There was great concern when the absolute ground for possession was announced that it was a case of something sounding too good to be true, given that we were still working out the implications of the Manchester City Council v Pinnock case and those that followed, and the ramifications of defendants raising human rights or equality act challenges in cases where possession would ordinarily be all but guaranteed. We were also concerned that judges may become reticent to grant Part 1 injunctions, believing that doing so would light the touch paper for eviction under the absolute ground.
Whilst we must, of course, continue to use the absolute ground in a measured fashion, offering appeal routes for tenants and competing robust proportionality assessments, neither of the above concerns has borne out to any real degree.
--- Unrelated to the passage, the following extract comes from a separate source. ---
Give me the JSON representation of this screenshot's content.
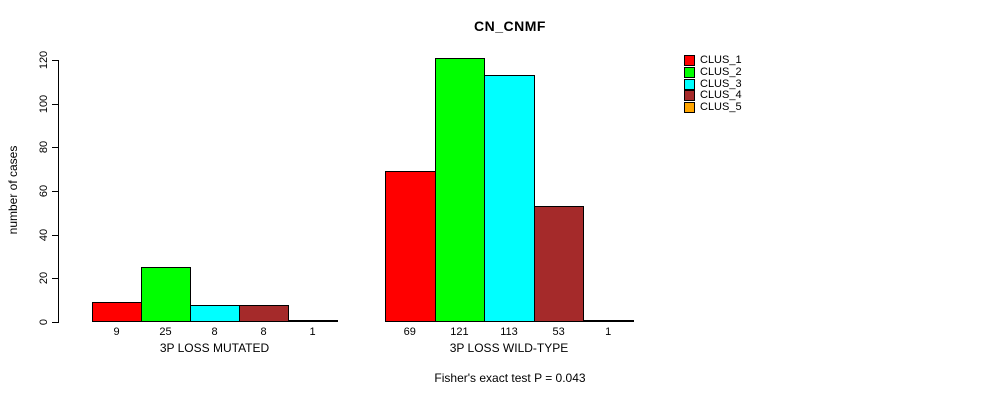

There also appears to be some changes in the trends for using the informal tools commonly associated with ASB resolution. Ten years ago, I worked for a council which had a highly effective, and relatively simple, acceptable behaviour contract (ABC) process. All partners could feed information into a partnership database, joint letters would be created, cases would be escalated in a timely manner, the early help service was involved in all ABCs that were created and enforcement action was taken where necessary. In fact, a very small number of cases went to legal action, given the robust, holistic and structured approach of the earlier stages of the process.
Fast forward ten years and the number of ABCs I see being used has reduced significantly. In addition, the partnership processes that we used to see work so well have been mostly disbanded. This reduction in use of the ABC appears to correlate with the reduction of neighbourhood police officers, community wardens and council ASB officers.
Unfortunately, the consequence of these decisions can be felt in ASB casework. The main issue is that cases have a tendency to float around for months, sometimes years. These are the cases where warning letters and meetings have not successfully resolved the issue, yet it is felt (sometimes wrongly) that there is not enough evidence available to take legal action. What the ABC offers is a middle ground tool that shows a perpetrator that the severity of a situation is escalating and provides practitioners with a structured way of putting boundaries and support in place.
Finally, back in 2009, we were still recovering from the devastation at the death of Fiona and Francesca Pilkington, and the implications on ASB practice arising from the serious case review recommendations. It was this case that changed the way we did things, refocussing our minds on the importance of taking a risk/harm-centred approach to ASB. It reinvigorated multi-agency meetings, ensuring they did not just consider the behaviour but also the harm, led to an almost universal introduction of risk assessment tools for victims and eventually led to the creation of the community trigger in the ASB Act of 2014.
As we move into the next decade, it is important that we continue to utilise the ASB toolkit to its fullest capability, reflecting back on things that have worked over the last ten years and how we may reintroduce these practices to the work that we do today. Above all else, we must ensure that we continue to keep the victims of ASB at the heart of our case management.